A systematic review of risk and protective factors associated with family related violence in refugee families

Added December 4, 2017

Citation: Timshel I., Montgomery E., Dalgaard N.T. A systematic review of risk and protective factors associated with family related violence in refugee families. Child Abuse & Neglect. 2017;70:315-30.

Fifteen studies were included to assess the risk and protective factors associated with family-related violence in refugee families. A number of risk and protective factors at the individual, family, societal, and cultural level were determined.

Refugee families often experience family-related violence upon resettlement. This systematic review aimed to identify both risk and protective factors for family-related violence, including domestic abuse, sexual abuse, child abuse, emotional abuse, and neglect. Participants were represented from over fifteen countries of origin, as well as six resettlement countries. Individual risk factors for violence included parental trauma, substance abuse, and history of child abuse. Family-level risk factors included the quality of parent-child interaction, family structure, and stresses regarding acculturation. Societal and cultural level risk factors included low socioeconomic status and patriarchal belief systems. In contrast, protective factors included positive parental coping mechanisms. The authors conclude that this data suggests that interventions targeting family-related violence should be available for the entire family, not just for the individual experiencing violence.
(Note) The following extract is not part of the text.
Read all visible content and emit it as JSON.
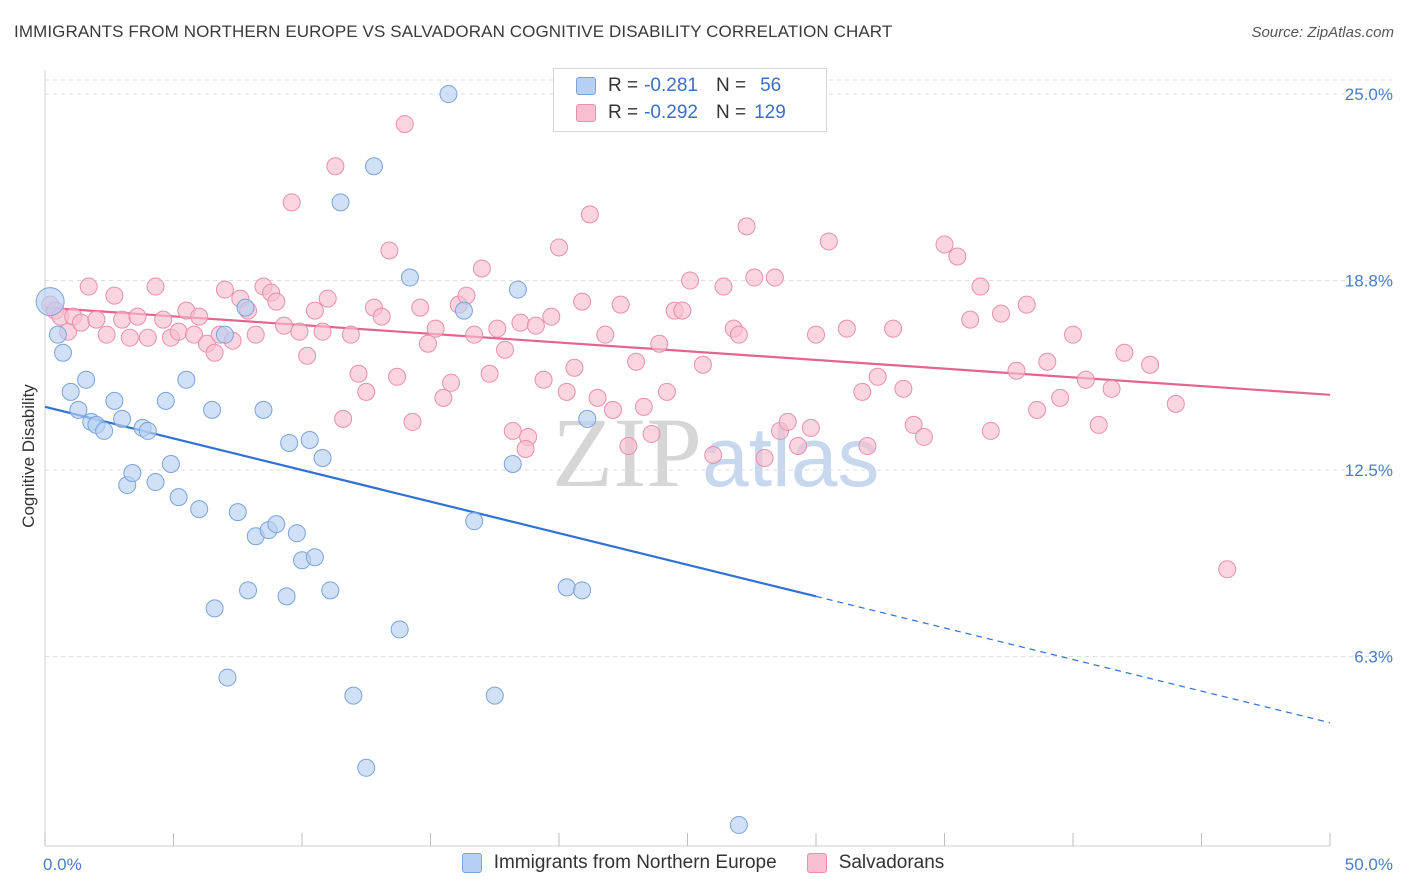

Limitations include the heterogeneity of the study population, the different definitions of family-related violence, and the often unclear distinctions between refugees and immigrants identified as study participants.

 

Disclaimer: This summary has been written by staff and volunteers of Evidence Aid in order to make the content of the original document accessible to decision makers who are searching for the available evidence on the health of refugees and asylum seekers but may not have the time, initially, to read the original report in full. This summary is not intended as a substitute for the medical advice of physicians, other health workers, professional associations, guideline developers, or national governments and international agencies. If readers of this summary think that the evidence that is presented within it is relevant to their decision-making they should refer to the content and details of the original article, and the advice and guidelines offered by other sources of expertise, before making decisions. Evidence Aid cannot be held responsible for any decisions made about the health of refugees and asylum seekers on the basis of this summary alone.